I
always felt perfectly welcomed as soon as I moved into the house. Penny and I
were both 71 years old when we married and it was agreed that I would sell my
place and we would live in hers. I must admit that I missed my old abode where
I had lived for over twenty years, the last ten of them alone. It just seemed
a lot more practical to give it up and let Penny stay where she was most comfortable.

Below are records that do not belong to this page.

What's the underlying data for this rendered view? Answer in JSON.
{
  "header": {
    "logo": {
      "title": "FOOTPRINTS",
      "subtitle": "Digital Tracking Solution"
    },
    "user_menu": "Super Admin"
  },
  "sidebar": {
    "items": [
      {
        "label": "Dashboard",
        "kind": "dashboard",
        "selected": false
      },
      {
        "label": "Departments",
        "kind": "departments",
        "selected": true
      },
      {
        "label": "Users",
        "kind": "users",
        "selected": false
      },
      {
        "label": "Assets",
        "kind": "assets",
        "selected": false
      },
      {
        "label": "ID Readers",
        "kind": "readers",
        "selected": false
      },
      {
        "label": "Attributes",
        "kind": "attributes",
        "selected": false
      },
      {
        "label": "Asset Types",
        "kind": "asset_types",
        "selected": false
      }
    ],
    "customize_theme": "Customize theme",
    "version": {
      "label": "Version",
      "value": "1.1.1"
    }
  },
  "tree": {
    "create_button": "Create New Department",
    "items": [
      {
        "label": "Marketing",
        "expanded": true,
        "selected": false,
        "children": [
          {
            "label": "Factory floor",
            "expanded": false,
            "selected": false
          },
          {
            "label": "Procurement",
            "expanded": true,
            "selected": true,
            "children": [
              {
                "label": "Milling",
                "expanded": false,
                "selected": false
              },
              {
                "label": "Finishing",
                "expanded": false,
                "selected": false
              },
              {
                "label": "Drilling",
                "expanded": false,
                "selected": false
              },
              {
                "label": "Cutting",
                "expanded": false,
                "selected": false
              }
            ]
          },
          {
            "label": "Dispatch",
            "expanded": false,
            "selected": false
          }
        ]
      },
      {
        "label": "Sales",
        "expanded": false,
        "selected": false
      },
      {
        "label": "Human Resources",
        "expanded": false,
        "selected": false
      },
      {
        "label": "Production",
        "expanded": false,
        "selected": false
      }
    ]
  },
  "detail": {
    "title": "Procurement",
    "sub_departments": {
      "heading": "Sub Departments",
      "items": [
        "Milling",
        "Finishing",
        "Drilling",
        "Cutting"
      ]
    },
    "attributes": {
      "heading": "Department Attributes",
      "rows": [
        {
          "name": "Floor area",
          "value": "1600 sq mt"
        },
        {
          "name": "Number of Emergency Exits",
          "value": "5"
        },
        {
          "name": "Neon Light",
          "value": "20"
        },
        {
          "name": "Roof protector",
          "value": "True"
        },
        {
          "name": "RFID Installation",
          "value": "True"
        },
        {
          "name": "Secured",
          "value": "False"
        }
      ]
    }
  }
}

I would have given up a lot more than a former residence to spend my twilight
years with her.
From the very first day I wore my new surroundings like
an old coat. It seemed almost like I had always been there. Maybe it was, in part,
because of the fact that my new bride made it plain that she was glad I was filling
an otherwise empty space in her house. I once jokingly remarked that I appreciated
her allowing me to live in her beautiful home. She said she felt lucky because
there were probably a lot of other ladies her age that would be glad to share
their homes with me. Perhaps she was only kidding too but I like to think that
she wasn't. It's an ego soothing thing I guess.
Penny's husband of 50
years had passed away three years before I arrived. They had shared this very
house for over ten years. With that thought in mind it would be reasonable to
think that I might somehow feel his presence as I walked the floors he had tread
and slept in the room where he rested for all those years. I never experienced
that sensation. Again, maybe I did, but the perhaps the warmth and love I felt
from Penny overcame any lingering doubts in my mind.
Many months before,
when I came to call on her for the first time, we had a lot of catching up to
do . We had gone to grade school together more than sixty years before that and
all that time we had not seen each other. It seemed like a good occasion to take
some pictures to show friends and tell them the story of our chance meeting. We
used the automatic timer so we could get pictures of us together. When they were
developed we saw some strange things in the prints. There were mysterious shadows
and light streaks on the walls behind us. Photography had been a life long hobby
of mine and I knew the common causes of such flaws in the images. All the known
explanations could not account for the phantom apparitions. We joked about our
meeting being haunted but it was soon forgotten.
I have always been a chronic insomniac. Some nights I awake in the wee hours of
the morning and stay up until dawn. It happened shortly after Penny and I married.
When I realized I was not going to be able to go back to sleep I arose quietly
and left Penny slumbering peacefully. I had planned to go to the living room and
try to read myself back to sleep. As I closed the bedroom door behind me I stepped
out into a dark hallway. The only illumination came from a dim night light in
the kitchen.
There before me at the other end of the hallway stood a dark
human silhouette.
I don't know how long I froze in my tracks and stared
in disbelief. The eerie figure remained motionless as if staring back at me. I
suppose the normal reaction would be to flee and look for a weapon. I have never
been what you would call a fearless person but for some unknown reason I didn't
want to run away. I felt an uncanny compulsion to walk toward the ghostly visitor.
My pace wasn't slow and deliberate as one might reason. I almost ran in that direction.
The hair was standing up on the back of my neck and I felt as if ice water was
flowing through my veins. None of this makes sense but I kept walking straight
at the unknown entity Wham! I bounced back knocked almost unconscious. I saw stars
and I reeled back and forth while waiting for my head to clear. When my senses
finally returned I saw what had happened.